While it is a harder, you can get into shape as a vegan.
Yeah I know of many vegans who are in fine shape, but I seem to be quite ill-adapted to the diet. I've always been very thin and fatigued even before I was vegan, and things are getting worse (and yeah I've read all the usual dietary advice and know pretty well what I'm doing with a vegan diet, but I just don't seem to suit it). Should start adding animal fats & proteins back in soon I think.
If you go to "specialty" or "organic" food stores you will probably have more ethically-neutral options. You probably have them in the UK, although I'm not sure if they're called that there.... Hmmm.
We have wholefood stores but those are mostly vegetarian in my experience. Will keep looking.
If you can't find a store that seems to care enough about their food to know where it comes from (scary thought)
Depressingly common here, most non-wholefood stores will look at you very strangely if you ask things like that. Or dither and say 'um, I'll go ask someone' and ask a few people and nobody will know. Sometimes one of them makes a transparent attempt to tell you what you obviously want to hear.
In the US "organic" and "natural" labeling are mostly tricks unfortunately.
'Organic' standards are very weak here. Similar to yours by the sound of things. We also have a 'free range' standard for livestock, which can apparently be met by structures not much better than your average battery farm. I'll be disappointed (but not surprised) if those are the best I can do before the map starts opening up again.
They get a little more room, and technical access to the outside. For instance, chickens are kept locked in with barely much more room than they would have had otherwise
That's the sort of thing yes.
I'm around the Appalachian Mountain region, which means there are a lot of deer up here and someone's shooting them almost every week.
Here in Yorkshire I don't think I've ever seen a wild animal bigger than a fox. I think I have to work on the assumption that I'll be after fish, rabbits and birds mostly when the government goes away and lets me.

karln,
Like Dan said earlier in this thread, the best option in your situation is to look for small scale, local producers of meat and poultry. While it may not be totally organic, it’ll be a lot better than supermarket meat and it will be supporting your “neighbors” and building connections with people in your area that know how to do some useful things like skinning and butchering.

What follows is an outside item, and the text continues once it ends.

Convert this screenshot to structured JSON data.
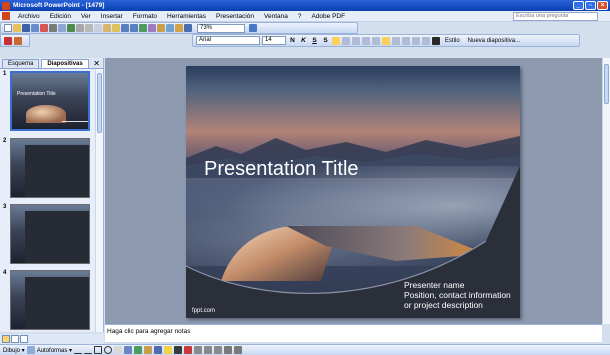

To add to that, if you go to a local farm with chickens, look for one sign of quality: the chickens will be pecking around, eating various grasses, seeds, and bugs. This makes their meat fantastic for you, and way more flavorful than the poor excuse for chicken you find in supermarkets. It basically goes for most other animals as well.

second (or third…?) that. we’ve been buying the bulk of our domesticated meat from a local farm, and while we don’t enjoy it as much as wild game, it’s far and away better tasting than that supermarket crap…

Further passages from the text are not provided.